Ich persönlich glaube, dass sich durch AI Overviews eine neue Art von Suchökonomie bildet.
Nicht mehr jede Suchanfrage führt zu vielen Klicks, aber die, die bleiben, gehen an die besten Inhalte – solche, die Substanz und Persönlichkeit verbinden.
Es ist ein bisschen, als würde Google das ursprüngliche Ideal des Webs wiederbeleben: Menschen teilen Wissen, weil sie wirklich etwas zu sagen haben.
Fazit: Was zählt, ist Handwerk und Haltung
Aus all dem lässt sich ableiten:
Google misst Individualität und Tiefe höher als je zuvor.
KI kann dabei helfen, Ideen zu strukturieren oder Daten zu sichten, aber die Richtung vorgibt der Mensch. Alles, was nur spiegelt, was sowieso schon existiert, hat geringere
Chancen – und fällt zunehmend unter denselben Begriff wie Spam.

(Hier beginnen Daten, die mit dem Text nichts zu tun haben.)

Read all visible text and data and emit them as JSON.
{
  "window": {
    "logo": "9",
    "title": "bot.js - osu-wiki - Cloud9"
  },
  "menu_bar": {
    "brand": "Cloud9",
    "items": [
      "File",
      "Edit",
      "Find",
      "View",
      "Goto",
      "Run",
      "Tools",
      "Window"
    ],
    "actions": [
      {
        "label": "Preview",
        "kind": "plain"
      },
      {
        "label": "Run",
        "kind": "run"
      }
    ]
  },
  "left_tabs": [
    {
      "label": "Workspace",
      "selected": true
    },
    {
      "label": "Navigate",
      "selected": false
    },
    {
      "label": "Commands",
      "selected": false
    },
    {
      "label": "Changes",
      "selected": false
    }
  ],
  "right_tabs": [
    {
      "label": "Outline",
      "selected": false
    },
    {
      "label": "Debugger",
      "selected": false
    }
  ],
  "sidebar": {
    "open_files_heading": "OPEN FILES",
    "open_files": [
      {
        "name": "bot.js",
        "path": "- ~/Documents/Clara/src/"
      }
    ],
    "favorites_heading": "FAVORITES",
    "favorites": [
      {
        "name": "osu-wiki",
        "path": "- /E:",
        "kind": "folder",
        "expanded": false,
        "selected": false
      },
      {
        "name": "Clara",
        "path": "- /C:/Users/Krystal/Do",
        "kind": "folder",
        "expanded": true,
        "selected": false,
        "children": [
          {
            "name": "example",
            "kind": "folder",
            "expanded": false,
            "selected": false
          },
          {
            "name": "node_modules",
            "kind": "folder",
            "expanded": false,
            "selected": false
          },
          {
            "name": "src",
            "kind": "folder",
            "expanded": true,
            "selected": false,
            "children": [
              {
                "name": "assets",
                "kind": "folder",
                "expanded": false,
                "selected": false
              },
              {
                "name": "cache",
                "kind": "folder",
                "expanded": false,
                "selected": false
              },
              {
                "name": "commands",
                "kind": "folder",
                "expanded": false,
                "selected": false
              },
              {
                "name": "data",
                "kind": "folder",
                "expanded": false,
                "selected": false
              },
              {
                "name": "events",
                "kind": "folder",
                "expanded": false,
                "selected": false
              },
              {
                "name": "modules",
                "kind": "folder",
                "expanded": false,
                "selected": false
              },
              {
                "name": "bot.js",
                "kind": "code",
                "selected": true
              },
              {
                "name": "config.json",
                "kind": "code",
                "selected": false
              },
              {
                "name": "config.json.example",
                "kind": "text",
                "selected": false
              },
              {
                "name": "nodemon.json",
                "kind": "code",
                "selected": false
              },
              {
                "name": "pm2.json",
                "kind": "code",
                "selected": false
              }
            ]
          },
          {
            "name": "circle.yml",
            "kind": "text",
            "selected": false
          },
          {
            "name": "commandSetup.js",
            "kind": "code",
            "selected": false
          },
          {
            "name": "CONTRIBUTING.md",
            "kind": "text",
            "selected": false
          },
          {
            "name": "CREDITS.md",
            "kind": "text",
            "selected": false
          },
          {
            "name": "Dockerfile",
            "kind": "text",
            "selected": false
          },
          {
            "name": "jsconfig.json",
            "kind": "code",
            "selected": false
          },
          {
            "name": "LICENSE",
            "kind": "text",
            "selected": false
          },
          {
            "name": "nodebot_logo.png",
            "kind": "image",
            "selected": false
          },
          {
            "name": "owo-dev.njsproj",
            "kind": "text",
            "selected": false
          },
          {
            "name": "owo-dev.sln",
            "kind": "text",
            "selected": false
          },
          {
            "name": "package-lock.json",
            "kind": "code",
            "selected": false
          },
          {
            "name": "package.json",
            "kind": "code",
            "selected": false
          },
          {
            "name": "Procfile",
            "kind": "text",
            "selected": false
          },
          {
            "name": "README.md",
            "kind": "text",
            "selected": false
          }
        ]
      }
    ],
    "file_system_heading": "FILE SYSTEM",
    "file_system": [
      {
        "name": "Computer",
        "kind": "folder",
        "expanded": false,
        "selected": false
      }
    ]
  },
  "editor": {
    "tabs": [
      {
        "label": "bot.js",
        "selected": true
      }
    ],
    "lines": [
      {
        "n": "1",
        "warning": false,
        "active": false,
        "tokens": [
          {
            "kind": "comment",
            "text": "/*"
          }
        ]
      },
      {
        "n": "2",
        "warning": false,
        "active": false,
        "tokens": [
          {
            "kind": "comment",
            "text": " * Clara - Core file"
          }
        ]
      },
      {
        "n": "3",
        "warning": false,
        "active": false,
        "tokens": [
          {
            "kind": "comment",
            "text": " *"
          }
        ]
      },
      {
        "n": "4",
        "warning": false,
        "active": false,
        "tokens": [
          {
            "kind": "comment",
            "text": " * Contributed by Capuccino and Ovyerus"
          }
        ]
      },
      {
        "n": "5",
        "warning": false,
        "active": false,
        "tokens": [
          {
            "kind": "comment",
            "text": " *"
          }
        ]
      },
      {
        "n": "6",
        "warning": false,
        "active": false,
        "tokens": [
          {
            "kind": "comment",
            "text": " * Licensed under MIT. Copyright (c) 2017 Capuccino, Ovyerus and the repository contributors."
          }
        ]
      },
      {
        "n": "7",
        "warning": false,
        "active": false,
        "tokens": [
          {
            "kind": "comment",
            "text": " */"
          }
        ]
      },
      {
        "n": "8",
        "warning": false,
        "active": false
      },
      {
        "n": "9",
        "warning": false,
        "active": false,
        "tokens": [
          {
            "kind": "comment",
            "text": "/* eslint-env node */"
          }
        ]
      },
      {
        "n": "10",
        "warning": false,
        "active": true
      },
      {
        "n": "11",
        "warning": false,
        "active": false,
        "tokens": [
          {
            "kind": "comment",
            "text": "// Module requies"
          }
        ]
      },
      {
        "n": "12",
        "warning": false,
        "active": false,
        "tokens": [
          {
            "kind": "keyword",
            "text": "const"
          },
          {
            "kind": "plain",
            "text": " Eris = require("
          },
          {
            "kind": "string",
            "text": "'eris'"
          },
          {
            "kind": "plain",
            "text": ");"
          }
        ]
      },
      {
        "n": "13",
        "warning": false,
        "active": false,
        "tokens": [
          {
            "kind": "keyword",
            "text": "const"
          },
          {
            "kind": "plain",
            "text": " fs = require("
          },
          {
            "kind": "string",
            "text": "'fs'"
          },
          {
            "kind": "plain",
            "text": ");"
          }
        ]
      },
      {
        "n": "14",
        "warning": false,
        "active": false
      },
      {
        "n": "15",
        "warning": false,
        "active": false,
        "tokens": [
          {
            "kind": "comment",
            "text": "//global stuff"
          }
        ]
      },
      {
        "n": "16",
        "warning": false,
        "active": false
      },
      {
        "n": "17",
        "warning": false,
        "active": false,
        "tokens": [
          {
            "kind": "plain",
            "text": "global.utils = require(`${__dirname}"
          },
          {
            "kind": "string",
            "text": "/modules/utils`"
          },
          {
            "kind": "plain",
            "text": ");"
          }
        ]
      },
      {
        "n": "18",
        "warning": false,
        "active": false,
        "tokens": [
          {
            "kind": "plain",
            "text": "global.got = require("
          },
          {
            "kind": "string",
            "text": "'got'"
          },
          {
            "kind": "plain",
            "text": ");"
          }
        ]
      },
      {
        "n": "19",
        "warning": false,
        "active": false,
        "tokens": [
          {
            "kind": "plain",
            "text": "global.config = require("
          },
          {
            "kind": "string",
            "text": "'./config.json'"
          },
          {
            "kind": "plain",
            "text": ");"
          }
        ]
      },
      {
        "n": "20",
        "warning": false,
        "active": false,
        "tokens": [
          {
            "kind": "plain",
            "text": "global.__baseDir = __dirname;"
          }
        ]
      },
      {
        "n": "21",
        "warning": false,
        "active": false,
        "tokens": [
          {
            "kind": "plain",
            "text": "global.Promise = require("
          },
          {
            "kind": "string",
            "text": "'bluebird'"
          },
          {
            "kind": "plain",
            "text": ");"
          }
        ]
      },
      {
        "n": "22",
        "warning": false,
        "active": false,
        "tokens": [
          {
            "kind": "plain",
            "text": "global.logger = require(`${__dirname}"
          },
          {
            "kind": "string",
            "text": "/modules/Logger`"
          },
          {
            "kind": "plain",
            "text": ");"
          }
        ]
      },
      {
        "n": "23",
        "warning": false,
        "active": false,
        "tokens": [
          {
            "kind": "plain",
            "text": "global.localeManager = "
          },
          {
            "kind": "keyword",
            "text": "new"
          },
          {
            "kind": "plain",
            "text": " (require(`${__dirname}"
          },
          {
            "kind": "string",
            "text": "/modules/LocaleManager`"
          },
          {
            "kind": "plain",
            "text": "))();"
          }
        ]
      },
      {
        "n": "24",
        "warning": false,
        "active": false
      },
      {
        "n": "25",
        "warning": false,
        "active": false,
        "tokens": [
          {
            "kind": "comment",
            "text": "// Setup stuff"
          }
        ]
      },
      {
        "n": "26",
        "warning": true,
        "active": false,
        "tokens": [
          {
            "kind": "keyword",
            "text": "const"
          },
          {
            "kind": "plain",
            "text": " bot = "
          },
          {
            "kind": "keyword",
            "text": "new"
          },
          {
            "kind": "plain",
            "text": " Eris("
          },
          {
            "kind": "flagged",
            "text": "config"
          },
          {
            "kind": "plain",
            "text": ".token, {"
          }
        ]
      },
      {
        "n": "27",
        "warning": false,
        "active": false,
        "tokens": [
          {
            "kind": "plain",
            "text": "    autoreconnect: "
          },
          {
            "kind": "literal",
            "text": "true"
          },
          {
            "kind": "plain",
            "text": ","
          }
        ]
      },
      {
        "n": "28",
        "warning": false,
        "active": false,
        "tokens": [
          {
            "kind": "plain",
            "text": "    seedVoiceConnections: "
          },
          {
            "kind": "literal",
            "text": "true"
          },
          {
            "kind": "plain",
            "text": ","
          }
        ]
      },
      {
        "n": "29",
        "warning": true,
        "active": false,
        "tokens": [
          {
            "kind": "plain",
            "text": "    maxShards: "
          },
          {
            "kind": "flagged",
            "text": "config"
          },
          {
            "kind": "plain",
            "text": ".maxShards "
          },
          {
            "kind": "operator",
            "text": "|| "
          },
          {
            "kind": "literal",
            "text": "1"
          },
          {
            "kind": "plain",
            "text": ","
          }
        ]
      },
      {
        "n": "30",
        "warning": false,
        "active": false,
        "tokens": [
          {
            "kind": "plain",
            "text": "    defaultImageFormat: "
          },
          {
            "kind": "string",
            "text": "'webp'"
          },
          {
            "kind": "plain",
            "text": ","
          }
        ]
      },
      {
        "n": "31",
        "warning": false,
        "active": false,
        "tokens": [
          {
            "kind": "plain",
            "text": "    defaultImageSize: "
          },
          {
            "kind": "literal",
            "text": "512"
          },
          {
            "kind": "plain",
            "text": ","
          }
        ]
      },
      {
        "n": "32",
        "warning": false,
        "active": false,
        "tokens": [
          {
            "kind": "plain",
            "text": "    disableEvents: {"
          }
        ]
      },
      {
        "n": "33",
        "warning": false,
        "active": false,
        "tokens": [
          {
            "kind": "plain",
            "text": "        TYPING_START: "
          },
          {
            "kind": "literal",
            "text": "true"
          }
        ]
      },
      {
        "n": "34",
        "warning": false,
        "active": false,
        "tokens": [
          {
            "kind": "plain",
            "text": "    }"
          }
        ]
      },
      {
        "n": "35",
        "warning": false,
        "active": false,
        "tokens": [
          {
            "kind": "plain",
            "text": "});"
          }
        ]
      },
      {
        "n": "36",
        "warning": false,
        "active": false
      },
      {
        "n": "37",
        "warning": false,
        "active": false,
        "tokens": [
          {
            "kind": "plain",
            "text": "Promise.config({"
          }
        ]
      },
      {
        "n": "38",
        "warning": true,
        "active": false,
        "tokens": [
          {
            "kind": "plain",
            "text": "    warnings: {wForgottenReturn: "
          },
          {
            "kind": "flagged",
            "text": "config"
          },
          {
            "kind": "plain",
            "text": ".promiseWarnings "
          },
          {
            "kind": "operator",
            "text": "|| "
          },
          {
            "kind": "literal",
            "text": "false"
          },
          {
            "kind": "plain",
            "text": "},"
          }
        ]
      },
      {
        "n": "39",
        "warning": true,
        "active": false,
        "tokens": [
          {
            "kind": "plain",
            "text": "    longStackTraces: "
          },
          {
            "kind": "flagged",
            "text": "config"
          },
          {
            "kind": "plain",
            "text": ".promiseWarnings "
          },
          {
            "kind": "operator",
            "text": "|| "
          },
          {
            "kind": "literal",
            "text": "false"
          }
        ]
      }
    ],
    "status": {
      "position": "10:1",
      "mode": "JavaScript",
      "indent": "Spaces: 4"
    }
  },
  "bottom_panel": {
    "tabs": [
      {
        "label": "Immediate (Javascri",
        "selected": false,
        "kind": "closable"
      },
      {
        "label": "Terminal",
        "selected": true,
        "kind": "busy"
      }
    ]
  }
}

Wenn du Inhalte produzierst, die Bestand haben sollen, denk weniger an den Algorithmus und mehr an die Wirkung beim Leser.
Schreibe so, dass jemand tatsächlich etwas Neues mitnimmt – und nicht nur die Bestätigung dessen bekommt, was er schon wusste.
Denn genau diese Art von Erfahrung will Google derzeit nach oben bringen. Und ganz ehrlich: Es fühlt sich sogar richtig an.